I’ve broken down on occasions after covering cases that lodged themselves under my skin.
I am constantly amazed at — and grateful for — the willingness of people to share these stories with me.
They bare their most painful and shameful moments to a complete stranger and the responsibility that comes with that is not lost on me.
They often do it because, as humans, it helps to talk.
But they also do it because they expect that by talking to the media they can get something changed.
There have been improvements.
Families SA is reporting monthly updates on information which I have previously spent months chasing.
Some requests are denied, but more often they are delayed — for weeks and months at a time.

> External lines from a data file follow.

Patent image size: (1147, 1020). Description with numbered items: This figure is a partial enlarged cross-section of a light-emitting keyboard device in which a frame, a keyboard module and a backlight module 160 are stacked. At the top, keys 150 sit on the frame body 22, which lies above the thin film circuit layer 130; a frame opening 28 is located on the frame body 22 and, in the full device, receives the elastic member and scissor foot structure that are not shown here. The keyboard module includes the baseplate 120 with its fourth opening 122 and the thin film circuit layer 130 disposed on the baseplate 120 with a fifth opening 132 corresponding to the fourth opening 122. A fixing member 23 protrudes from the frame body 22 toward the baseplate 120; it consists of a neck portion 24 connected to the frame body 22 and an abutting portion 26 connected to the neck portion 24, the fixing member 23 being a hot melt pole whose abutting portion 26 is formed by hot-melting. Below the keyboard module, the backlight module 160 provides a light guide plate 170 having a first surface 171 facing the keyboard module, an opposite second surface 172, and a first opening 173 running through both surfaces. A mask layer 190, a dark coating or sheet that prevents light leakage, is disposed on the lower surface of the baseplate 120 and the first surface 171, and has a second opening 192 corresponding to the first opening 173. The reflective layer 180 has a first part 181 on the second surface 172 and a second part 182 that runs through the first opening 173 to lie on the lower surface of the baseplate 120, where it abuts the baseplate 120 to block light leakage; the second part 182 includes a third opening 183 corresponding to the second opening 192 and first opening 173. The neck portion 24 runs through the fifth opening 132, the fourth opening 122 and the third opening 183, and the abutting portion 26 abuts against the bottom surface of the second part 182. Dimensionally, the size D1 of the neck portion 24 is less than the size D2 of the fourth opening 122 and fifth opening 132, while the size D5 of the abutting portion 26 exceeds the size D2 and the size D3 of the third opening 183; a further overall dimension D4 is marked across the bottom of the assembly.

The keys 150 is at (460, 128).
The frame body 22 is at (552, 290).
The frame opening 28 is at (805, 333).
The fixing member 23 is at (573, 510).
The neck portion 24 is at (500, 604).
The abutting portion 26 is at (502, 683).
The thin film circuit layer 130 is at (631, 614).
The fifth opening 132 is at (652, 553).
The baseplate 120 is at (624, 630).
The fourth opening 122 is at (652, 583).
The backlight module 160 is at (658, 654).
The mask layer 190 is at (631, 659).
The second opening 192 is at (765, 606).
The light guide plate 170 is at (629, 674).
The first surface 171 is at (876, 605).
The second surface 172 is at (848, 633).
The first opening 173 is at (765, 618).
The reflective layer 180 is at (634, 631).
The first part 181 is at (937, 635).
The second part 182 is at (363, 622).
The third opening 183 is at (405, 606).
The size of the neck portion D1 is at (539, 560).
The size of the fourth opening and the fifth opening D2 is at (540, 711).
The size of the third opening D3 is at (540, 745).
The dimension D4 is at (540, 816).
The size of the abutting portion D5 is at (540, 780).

Many of the front page stories which exposed problems took months to get to print.
Today, a deluge of information will be unleashed through former Justice Nyland’s report.
I hope it encourages more transparency. To fix a problem, we have to know exactly what we’re dealing with.
I hope it shocks the community into realising how bad the problem is.
The state has a responsibility to the kids it takes into its care.
But the reason many of those kids needed saving is because they were living in unsafe homes to begin with.
I hope this report empowers all of us to decide this treatment of children is not OK, to call it out where we see it and to help when we can.
Today feels like the end of a long journey for a lot of people, but it is really only the beginning.